Ostatni tydzień 2010 roku nie przyniósł zbyt wielu nowych informacji. Garstka danych, która w zasadzie dotyczyła wyłącznie gospodarki amerykańskiej, okazała się w większości znacznie lepsza od prognoz.
Liczba nowych zasiłków dla bezrobotnych spadła aż do 388 tys. (oczekiwano 415 tys.), indeks aktywności gospodarczej Chicago PMI niespodziewanie wzrósł do 68,6 pkt (spodziewano się jego spadku do 61 pkt), natomiast dynamika indeksu podpisanych umów kupna domów wyniosła 3,5% m/m, choć oczekiwano 1,5%. Jedynie dane o indeksie zaufania konsumentów wg Conference Board rozczarowały, ponieważ zanotował on spadek do 52,5 pkt, podczas gdy spodziewano się jego wzrostu. Oprócz tych informacji inwestorom brakowało więcej argumentów do zawierania transakcji na rynku walutowym, dlatego widać było ograniczoną w pewnym stopniu płynność.
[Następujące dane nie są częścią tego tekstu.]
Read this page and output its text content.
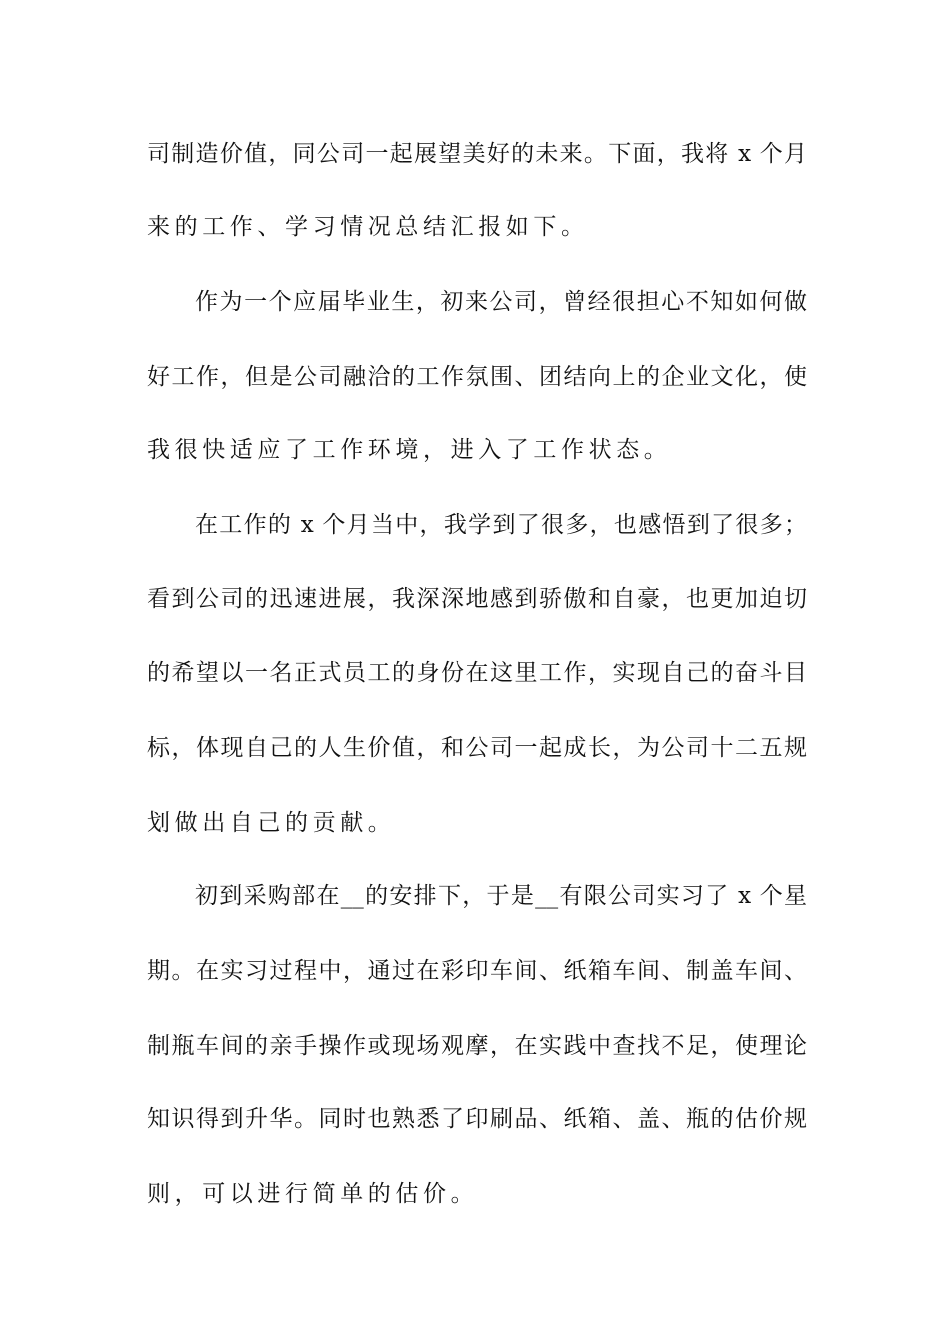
司制造价值，同公司一起展望美好的未来。下面，我将 x 个月
来的工作、学习情况总结汇报如下。
作为一个应届毕业生，初来公司，曾经很担心不知如何做
好工作，但是公司融洽的工作氛围、团结向上的企业文化，使
我很快适应了工作环境，进入了工作状态。
在工作的 x 个月当中，我学到了很多，也感悟到了很多；
看到公司的迅速进展，我深深地感到骄傲和自豪，也更加迫切
的希望以一名正式员工的身份在这里工作，实现自己的奋斗目
标，体现自己的人生价值，和公司一起成长，为公司十二五规
划做出自己的贡献。
初到采购部在__的安排下，于是__有限公司实习了 x 个星
期。在实习过程中，通过在彩印车间、纸箱车间、制盖车间、
制瓶车间的亲手操作或现场观摩，在实践中查找不足，使理论
知识得到升华。同时也熟悉了印刷品、纸箱、盖、瓶的估价规
则，可以进行简单的估价。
Lepsza druga połowa tygodnia
Ostatnie dni dostarczyły inwestorom więcej emocji niż tydzień przed Świętami, ponieważ obserwowaliśmy większą zmienność głównej pary. Po części wynikało to ze zmniejszonej płynności, a po części ze względu na zbliżający się koniec roku. Kurs EUR/USD Najpierw zanotował wzrost do okolic 1,32, ale następnego dnia szybko zawrócił, by znów przetestować silne wsparcie na 1,3080. Bykom ponownie udało się je obronić, a także w drugiej części tygodnia przejąć kontrolę. Dzięki temu końcówka roku minęła w dobrych nastrojach, a kurs EUR/USD oscylował pod koniec tygodnia wokół poziomu 1,3380.
Zmiany w emeryturach
Z polskiej gospodarki nie pojawiła się żadna istotna informacja, która miała wpływ na zachowanie par złotowych. Dopiero w czwartek zrobiło się nieco ciekawiej, ponieważ rząd decydował o zmianach w systemie emerytalnym. Ostatecznie zdecydowano o zmniejszeniu wysokości składki płaconej do funduszy emerytalnych do 2,3%. Natomiast w piątek pojawiła się jeszcze wypowiedź Zielińskiej-Głębockiej, której zdaniem Rada powinna rozważyć podniesienie stóp procentowych w pierwszym kwartale przyszłego roku. Jednak żadna z tych wiadomości nie wpłynęła na polską walutę.
Poniżej psychologicznych poziomów
Pary złotowe rozpoczęły tydzień od wzrostów. Niepewność na głównej parze powodowała, że złoty tracił zarówno do euro jak i do dolara. Natomiast dużo lepsza była druga połowa tygodnia, ponieważ kursy przesunęły się ponownie w dół. W dużej mierze zawdzięczamy to transakcjom BGK, który sprzedawał euro. Para EUR/PLN znalazła się przez to pod koniec tygodnia pod poziomem 3,97, natomiast kurs USD/PLN spadł poniżej 2,97.